I am using a GAM in R to compare time series data from 3 countries. The data sets are of hourly measurements for one year. The main aim here is to show when at which time of the day and day of the year are the data well matched to the mean series. The script below shows my attempt:
## Ozone measurements for three countries in Europe ## Find similarities between time series require(plyr) require(lattice) require(mgcv) TopFolder <- list("http://www.nilu.no/projects/ccc/onlinedata/ozone/CZ03_2009.dat" ,"http://www.nilu.no/projects/ccc/onlinedata/ozone/CY02_2009.dat" ,"http://www.nilu.no/projects/ccc/onlinedata/ozone/BE35_2009.dat" ) ## create variable for the data data = ldply(TopFolder, header = TRUE, read.table, sep = "", skip = 3) ## define Ozone levels Ozone <- data$Value Ozone[Ozone==-999] <- NA Ozone <- data.frame(Ozone) ## define Datetime - need to concatenate arrays DateTime <- paste(data$Date,data$Hour, sep = " ") Date <- as.POSIXct(DateTime, format = "%d.%m.%Y %H:%M") ## define countries Countries <- c("Czech","Cyprus","Belgium") Country <- data.frame(Country = rep(Countries, each = 8760)) ## bind together Dat <- cbind(Ozone, Country = Country) Dat <- transform(Dat, Doy = as.numeric(format(Date,format = "%j")), Tod = as.numeric(format(Date,format = "%H")), DecTime = rep(seq(1,365, length = 8760),by = 3)) ## plot the Ozone data xyplot(Ozone~DecTime | Country, data = Dat, type = "l", col = 1, strip = function(bg = 'white',...)strip.default(bg = 'white',...)) ## generalised additive model mod1 <- gam(Ozone ~ Country + s(Doy,bs = "cc", k = 20) + s(Doy, by = Country, bs = "cc", k = 20) + s(Tod,bs = "cc", k=7) + s(Tod,by = Country,bs = "cr", k=7), data = Dat, method = "ML") plot(mod1,pages=1,scale=0,shade=TRUE) xyplot(resid(mod1) ~ Doy | Country, data = Dat, type = c("l","smooth")) mod2 <- gamm(Ozone ~ Country + s(Doy,bs = "cc", k = 20) + s(Doy, by = Country, bs = "cc", k = 20) + s(Tod,bs = "cc", k=7) + s(Tod,by = Country,bs = "cr", k=7), data = Dat, method = "ML",correlation = corAR1(form = ~ DecTime | Country))

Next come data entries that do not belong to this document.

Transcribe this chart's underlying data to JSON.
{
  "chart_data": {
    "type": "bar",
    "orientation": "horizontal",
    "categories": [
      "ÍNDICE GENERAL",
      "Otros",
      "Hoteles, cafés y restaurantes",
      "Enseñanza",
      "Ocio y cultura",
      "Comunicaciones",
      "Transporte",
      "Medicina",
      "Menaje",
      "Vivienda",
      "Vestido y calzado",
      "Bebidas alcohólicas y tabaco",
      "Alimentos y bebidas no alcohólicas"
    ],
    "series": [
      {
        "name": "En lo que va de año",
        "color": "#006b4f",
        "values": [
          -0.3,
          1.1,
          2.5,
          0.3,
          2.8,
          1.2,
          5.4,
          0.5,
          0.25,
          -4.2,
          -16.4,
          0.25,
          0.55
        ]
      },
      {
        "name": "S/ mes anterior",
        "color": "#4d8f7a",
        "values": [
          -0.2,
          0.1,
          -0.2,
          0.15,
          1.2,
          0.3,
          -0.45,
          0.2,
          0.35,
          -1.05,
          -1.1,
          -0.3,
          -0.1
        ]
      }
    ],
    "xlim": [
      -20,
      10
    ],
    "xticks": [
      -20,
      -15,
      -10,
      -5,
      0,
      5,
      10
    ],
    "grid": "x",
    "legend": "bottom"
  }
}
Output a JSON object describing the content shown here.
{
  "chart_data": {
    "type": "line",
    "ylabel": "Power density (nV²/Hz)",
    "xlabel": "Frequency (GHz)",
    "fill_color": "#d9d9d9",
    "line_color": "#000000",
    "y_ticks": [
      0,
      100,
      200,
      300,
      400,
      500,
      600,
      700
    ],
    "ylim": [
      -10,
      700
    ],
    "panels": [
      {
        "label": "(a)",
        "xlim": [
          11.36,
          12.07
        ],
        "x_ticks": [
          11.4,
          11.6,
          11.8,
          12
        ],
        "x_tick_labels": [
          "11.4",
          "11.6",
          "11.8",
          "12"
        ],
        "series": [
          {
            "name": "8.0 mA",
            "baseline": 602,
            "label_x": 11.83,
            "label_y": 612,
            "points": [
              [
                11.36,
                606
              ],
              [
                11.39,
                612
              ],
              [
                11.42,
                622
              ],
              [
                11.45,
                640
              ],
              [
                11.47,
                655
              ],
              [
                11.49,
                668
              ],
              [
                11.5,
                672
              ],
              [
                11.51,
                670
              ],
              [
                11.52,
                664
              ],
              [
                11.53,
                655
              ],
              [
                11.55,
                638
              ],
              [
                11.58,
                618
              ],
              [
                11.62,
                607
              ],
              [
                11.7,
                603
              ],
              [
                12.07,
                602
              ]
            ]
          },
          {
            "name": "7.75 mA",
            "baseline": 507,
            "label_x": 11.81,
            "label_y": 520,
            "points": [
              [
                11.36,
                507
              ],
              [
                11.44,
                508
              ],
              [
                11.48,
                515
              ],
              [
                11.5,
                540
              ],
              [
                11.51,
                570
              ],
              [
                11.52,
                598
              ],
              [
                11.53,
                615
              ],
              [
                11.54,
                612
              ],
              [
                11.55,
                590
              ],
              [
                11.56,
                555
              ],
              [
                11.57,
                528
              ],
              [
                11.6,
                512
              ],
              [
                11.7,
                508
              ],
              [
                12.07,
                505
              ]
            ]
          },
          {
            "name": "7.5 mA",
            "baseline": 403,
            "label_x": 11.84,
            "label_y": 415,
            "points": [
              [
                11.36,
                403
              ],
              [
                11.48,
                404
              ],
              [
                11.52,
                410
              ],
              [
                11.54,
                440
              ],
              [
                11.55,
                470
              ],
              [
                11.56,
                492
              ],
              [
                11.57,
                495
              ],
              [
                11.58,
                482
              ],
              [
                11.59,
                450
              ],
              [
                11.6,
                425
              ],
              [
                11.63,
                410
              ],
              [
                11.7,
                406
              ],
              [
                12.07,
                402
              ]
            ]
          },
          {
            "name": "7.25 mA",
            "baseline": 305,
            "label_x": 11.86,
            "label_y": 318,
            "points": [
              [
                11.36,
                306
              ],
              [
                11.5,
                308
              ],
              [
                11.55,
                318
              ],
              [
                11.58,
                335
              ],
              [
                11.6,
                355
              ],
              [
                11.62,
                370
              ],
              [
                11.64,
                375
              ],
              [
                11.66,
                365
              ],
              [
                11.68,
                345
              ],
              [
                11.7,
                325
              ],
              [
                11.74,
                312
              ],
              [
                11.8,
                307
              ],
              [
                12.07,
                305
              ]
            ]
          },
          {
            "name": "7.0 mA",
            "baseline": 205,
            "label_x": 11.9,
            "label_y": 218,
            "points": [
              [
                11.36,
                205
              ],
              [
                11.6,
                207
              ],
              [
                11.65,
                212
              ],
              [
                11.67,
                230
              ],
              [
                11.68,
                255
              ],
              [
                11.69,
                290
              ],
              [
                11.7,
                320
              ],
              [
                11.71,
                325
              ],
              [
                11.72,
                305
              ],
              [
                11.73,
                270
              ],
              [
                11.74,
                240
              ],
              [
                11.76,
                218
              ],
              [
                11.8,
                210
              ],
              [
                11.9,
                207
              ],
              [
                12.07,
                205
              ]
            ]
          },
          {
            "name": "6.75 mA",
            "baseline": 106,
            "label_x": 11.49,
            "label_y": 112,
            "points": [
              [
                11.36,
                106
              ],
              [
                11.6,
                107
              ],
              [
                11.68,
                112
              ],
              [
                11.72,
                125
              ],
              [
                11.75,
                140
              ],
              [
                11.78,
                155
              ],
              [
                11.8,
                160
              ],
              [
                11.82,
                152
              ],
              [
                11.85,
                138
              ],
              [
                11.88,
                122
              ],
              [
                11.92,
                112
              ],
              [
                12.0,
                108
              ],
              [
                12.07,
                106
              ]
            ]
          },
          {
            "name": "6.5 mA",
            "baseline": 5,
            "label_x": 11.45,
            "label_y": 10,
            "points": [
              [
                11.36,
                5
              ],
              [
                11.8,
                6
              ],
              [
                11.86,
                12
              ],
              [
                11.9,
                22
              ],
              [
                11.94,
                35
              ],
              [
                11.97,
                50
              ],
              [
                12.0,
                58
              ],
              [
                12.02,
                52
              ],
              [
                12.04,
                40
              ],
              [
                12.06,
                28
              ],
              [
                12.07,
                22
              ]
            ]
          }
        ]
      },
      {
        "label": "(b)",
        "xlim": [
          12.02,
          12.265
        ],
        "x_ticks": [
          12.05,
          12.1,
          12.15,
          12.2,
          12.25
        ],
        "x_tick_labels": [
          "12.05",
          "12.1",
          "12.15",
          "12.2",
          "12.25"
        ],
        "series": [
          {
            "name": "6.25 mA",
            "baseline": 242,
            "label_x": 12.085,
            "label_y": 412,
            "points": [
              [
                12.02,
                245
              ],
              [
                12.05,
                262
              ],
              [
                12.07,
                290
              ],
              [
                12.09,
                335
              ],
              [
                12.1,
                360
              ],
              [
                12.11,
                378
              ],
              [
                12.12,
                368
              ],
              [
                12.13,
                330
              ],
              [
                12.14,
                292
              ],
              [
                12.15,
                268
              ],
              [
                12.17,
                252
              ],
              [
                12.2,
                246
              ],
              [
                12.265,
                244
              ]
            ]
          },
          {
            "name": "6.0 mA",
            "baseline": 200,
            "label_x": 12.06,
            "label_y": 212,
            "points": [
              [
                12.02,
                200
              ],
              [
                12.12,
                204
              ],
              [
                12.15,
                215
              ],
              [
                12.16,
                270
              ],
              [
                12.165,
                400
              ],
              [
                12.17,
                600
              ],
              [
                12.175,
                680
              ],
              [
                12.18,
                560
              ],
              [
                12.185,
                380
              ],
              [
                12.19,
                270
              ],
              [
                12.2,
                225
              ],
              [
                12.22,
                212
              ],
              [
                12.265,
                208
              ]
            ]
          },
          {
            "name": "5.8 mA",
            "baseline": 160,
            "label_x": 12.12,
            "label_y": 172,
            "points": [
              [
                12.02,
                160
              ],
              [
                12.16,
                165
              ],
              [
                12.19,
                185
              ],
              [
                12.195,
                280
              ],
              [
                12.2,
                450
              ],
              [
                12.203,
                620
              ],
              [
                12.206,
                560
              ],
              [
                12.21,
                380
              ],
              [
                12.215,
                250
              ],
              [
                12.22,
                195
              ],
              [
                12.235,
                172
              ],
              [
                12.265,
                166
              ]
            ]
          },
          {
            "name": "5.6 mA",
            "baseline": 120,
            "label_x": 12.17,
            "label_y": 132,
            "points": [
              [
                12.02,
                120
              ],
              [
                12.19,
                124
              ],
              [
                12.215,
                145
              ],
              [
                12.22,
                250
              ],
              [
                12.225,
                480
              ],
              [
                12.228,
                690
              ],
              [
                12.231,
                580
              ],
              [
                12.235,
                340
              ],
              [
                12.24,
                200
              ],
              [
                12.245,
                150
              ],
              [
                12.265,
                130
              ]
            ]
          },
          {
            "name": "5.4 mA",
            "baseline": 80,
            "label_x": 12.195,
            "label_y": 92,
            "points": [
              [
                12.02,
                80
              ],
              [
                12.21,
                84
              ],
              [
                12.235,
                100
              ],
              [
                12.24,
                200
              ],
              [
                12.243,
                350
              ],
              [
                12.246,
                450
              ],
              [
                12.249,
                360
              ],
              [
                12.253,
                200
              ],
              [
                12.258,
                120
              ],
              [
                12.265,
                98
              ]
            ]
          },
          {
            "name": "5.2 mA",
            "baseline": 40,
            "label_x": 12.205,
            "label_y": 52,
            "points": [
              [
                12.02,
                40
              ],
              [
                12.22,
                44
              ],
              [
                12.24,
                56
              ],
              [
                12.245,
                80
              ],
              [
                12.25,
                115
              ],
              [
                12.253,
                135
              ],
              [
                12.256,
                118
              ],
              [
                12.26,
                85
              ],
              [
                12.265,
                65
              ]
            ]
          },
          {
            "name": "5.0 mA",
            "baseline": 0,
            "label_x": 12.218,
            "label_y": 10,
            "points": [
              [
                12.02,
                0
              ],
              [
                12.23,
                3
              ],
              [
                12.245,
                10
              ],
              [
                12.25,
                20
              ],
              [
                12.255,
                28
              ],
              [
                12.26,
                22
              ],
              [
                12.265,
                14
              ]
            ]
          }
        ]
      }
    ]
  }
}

One problem of this is that I am using an additive model with correlated errors i.e. in each time series of hourly measurements, a high concentration is followed by another high concentration. This can be addressed by adding a correlation matrix into the GAM:
However, R throws out an error as it is unable to get any more RAM from the OS. So, to tackle this I need to: (1) from mod1 - fit a time series model (mod3) to the residuals (2) obtain the acf(1) from mod3 (2) use the acf(1) to build a covariance matrix that we can then pass into mod2 thus simplifying the correlation matrix.
Any advice on how to to complete some or all of the three steps above would be highly appreciated. Although I think the first point that I an unsure of is how to extract the residuals for the different countries in mod1?